Home | About | Sematext search-lucene.com search-hadoop.com
 Search Hadoop and all its subprojects:

Switch to Threaded View
Hadoop, mail # user - freeze a mapreduce job


Copy link to this message
-
Re: freeze a mapreduce job
Michael Segel 2012-05-11, 14:58
I haven't seen any.

Haven't really had to test that...

On May 11, 2012, at 9:03 AM, Shi Yu wrote:

> Is there any risk to suppress a job too long in FS?    I guess there are some parameters to control the waiting time of a job (such as timeout ,etc.),   for example, if a job is kept idle for more than 24 hours is there a configuration deciding kill/keep that job?
>
> Shi
>
> On 5/11/2012 6:52 AM, Rita wrote:
>> thanks.  I think I will investigate capacity scheduler.
>>
>>
>> On Fri, May 11, 2012 at 7:26 AM, Michael Segel<[EMAIL PROTECTED]>wrote:
>>
>>> Just a quick note...
>>>
>>> If your task is currently occupying a slot,  the only way to release the
>>> slot is to kill the specific task.
>>> If you are using FS, you can move the task to another queue and/or you can
>>> lower the job's priority which will cause new tasks to spawn  slower than
>>> other jobs so you will eventually free up the cluster.
>>>
>>> There isn't a way to 'freeze' or stop a job mid state.
>>>
>>> Is the issue that the job has a large number of slots, or is it an issue
>>> of the individual tasks taking a  long time to complete?
>>>
>>> If its the latter, you will probably want to go to a capacity scheduler
>>> over the fair scheduler.
>>>
>>> HTH
>>>
>>> -Mike
>>>
>>> On May 11, 2012, at 6:08 AM, Harsh J wrote:
>>>
>>>> I do not know about the per-host slot control (that is most likely not
>>>> supported, or not yet anyway - and perhaps feels wrong to do), but the
>>>> rest of the needs can be doable if you use schedulers and
>>>> queues/pools.
>>>>
>>>> If you use FairScheduler (FS), ensure that this job always goes to a
>>>> special pool and when you want to freeze the pool simply set the
>>>> pool's maxMaps and maxReduces to 0. Likewise, control max simultaneous
>>>> tasks as you wish, to constrict instead of freeze.

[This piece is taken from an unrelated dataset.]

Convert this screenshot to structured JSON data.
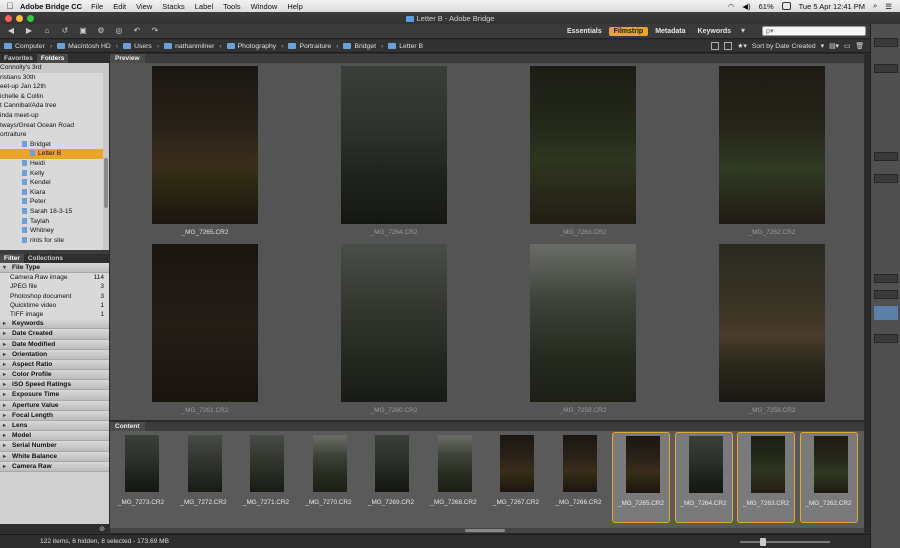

When you make
>>>> changes to the FairScheduler configs, you do not need to restart the
>>>> JT, and you may simply wait a few seconds for FairScheduler to refresh
>>>> its own configs.
>>>>
>>>> More on FS at
>>> http://hadoop.apache.org/common/docs/current/fair_scheduler.html
>>>> If you use CapacityScheduler (CS), then I believe you can do this by
>>>> again making sure the job goes to a specific queue, and when needed to
>>>> freeze it, simply set the queue's maximum-capacity to 0 (percentage)
>>>> or to constrict it, choose a lower, positive percentage value as you
>>>> need. You can also refresh CS to pick up config changes by refreshing
>>>> queues via mradmin.
>>>>
>>>> More on CS at
>>> http://hadoop.apache.org/common/docs/current/capacity_scheduler.html
>>>> Either approach will not freeze/constrict the job immediately, but
>>>> should certainly prevent it from progressing. Meaning, their existing
>>>> running tasks during the time of changes made to scheduler config will
>>>> continue to run till completion but further tasks scheduling from
>>>> those jobs shall begin seeing effect of the changes made.
>>>>
>>>> P.s. A better solution would be to make your job not take as many
>>>> days, somehow? :-)
>>>>
>>>> On Fri, May 11, 2012 at 4:13 PM, Rita<[EMAIL PROTECTED]>  wrote:
>>>>> I have a rather large map reduce job which takes few days. I was
>>> wondering
>>>>> if its possible for me to freeze the job or make the job less
>>> intensive. Is
>>>>> it possible to reduce the number of slots per host and then I can
>>> increase
>>>>> them overnight?
>>>>>
>>>>>
>>>>> tia
>>>>>
>>>>> --
>>>>> --- Get your facts first, then you can distort them as you please.--
>>>>
>>>>
>>>> --
>>>> Harsh J
>>>>
>>>
>>
>
>